Em tempo, é óbvia a mobilização institucional e não orgânica da extrema direita em torno de igrejas, políticos e agências de influenciadores. Já é conhecimento comum que Dunamis e The Send são movimentos de extrema direita, como seu apoio inequívoco a Jair Bolsonaro deixa claro;1 igualmente não há dúvidas dos interesses por trás do Dom Reality, produzido pelo mesmo Centro de Ensino Superior de Maringá (UniCesumar) que firmou contratos escusos com a secretaria de educação de Tarcísio de Freitas (Republicanos) em São Paulo. Toda essa mobilização deve ser denunciada e derrotada pela esquerda no debate público. Mas é preciso notar a ironia objetiva aqui: os evangélicos, que numa chave falsa intuem a farsa da pax capitalista e aguardam o fim do mundo enquanto desconfiam de autoridades seculares, só são notados pela esquerda, pioneira na denúncia da farsa da pax capitalista, quando esta defende as instituições públicas que tão bem criticava contra as críticas dos crentes. E ainda nos surpreendemos quando os crentes associam a esquerda ao “sistema” e preferem doar dinheiro a ONGs cristãs ao invés de confiar no poder público — “maldito é o homem que confia no homem”, diria o profeta. Ou, como diria outra profetisa (?):

Ah, um Evangelho de fariseus
Cada um escolhe os seus
E se inflamam na bolha do sistema
Ah, enquanto isso, no Marajó
O João desapareceu
Esperando os ceifeiros da grande seara

Alegria de crente dura pouco

Então veio a manifestação do dia 25, e, passado o terror dos democratas com os ataques de Michelle Bolsonaro ao tal Estado laico, uma reviravolta: uma pesquisa conduzida pelo Monitor do Debate Político no Meio Digital mostrou que somente 29% dos manifestantes na Av. Paulista era evangélico, e que míseros 10% ganhavam menos de dois salários mínimos. Uma manifestação de classe média, portanto, com mais católicos que evangélicos. Os evangélicos progressistas suspiram aliviados, e começam a escrever “em ‘defesa’ dos neopentecostais”, os quais, mais pobres, estariam muito ocupados em suas duplas jornadas de trabalho para ir a uma manifestação em defesa de um ex-presidente. Mas se alegria de crente dura pouco, a do crente progressista dura menos ainda: uma nova pesquisa da Quaest, publicada no dia 06 de março, mostrou que a aprovação de Lula entre os evangélicos despencou, enquanto a desaprovação decolou. Entre os motivos estaria o posicionamento de Lula em relação a Israel… E o tal caso de Marajó.

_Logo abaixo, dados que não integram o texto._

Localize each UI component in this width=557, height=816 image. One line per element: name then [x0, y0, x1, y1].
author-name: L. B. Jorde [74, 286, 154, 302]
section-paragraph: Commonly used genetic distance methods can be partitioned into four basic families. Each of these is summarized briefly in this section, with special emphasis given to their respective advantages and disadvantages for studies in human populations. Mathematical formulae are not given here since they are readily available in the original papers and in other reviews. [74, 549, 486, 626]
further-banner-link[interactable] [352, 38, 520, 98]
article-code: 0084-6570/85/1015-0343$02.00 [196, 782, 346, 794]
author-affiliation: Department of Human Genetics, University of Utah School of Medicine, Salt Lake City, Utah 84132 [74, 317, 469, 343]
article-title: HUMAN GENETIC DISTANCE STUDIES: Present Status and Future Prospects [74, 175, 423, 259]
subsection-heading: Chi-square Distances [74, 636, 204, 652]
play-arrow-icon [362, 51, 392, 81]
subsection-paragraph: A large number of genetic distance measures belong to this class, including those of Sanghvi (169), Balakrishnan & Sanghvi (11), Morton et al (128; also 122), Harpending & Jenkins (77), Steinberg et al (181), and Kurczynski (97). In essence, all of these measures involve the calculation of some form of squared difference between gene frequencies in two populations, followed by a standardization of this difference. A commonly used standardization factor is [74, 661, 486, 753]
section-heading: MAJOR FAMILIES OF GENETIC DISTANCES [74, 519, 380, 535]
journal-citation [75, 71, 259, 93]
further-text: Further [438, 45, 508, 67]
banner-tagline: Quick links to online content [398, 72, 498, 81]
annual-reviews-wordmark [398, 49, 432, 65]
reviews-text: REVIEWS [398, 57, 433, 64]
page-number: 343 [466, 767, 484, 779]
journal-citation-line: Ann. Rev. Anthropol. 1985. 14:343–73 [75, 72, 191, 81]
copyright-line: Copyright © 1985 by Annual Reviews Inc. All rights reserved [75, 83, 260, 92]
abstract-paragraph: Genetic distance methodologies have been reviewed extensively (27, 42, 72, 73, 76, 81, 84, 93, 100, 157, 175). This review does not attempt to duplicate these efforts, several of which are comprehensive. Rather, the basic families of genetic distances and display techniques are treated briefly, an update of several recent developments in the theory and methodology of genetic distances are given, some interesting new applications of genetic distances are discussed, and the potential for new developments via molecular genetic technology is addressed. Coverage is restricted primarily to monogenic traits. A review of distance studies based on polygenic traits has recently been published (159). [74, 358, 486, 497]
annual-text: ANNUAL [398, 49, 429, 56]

Aprovação do trabalho que o presidente Lula está fazendo (Fonte: Quaest).

Uma pesquisa não anula a outra, é claro, e no fim das contas nenhuma das duas é novidade. Há anos argumentamos que o núcleo duro da extrema direita brasileira está na classe média, pois é às alas privilegiadas na divisão social do trabalho que o programa político da direita tem mais benefícios concretos a oferecer, e essa divisão de classes também é uma realidade candente no interior das igrejas evangélicas. O recorte social da manifestação do dia 25, portanto, não surpreende, e mantém o padrão encontrado para outras manifestações da extrema direita nos últimos anos. Os evangélicos de classes mais baixas não deixam de ir às manifestações bolsonaristas simplesmente porque estão em suas jornadas duplas; deixam de ir porque o programa político da extrema direita não lhes oferece benefícios concretos que justifiquem faltar no culto de domingo ou perder seu tempo escasso com a família para seguir um carro de som verde-e-amarelo na Paulista. 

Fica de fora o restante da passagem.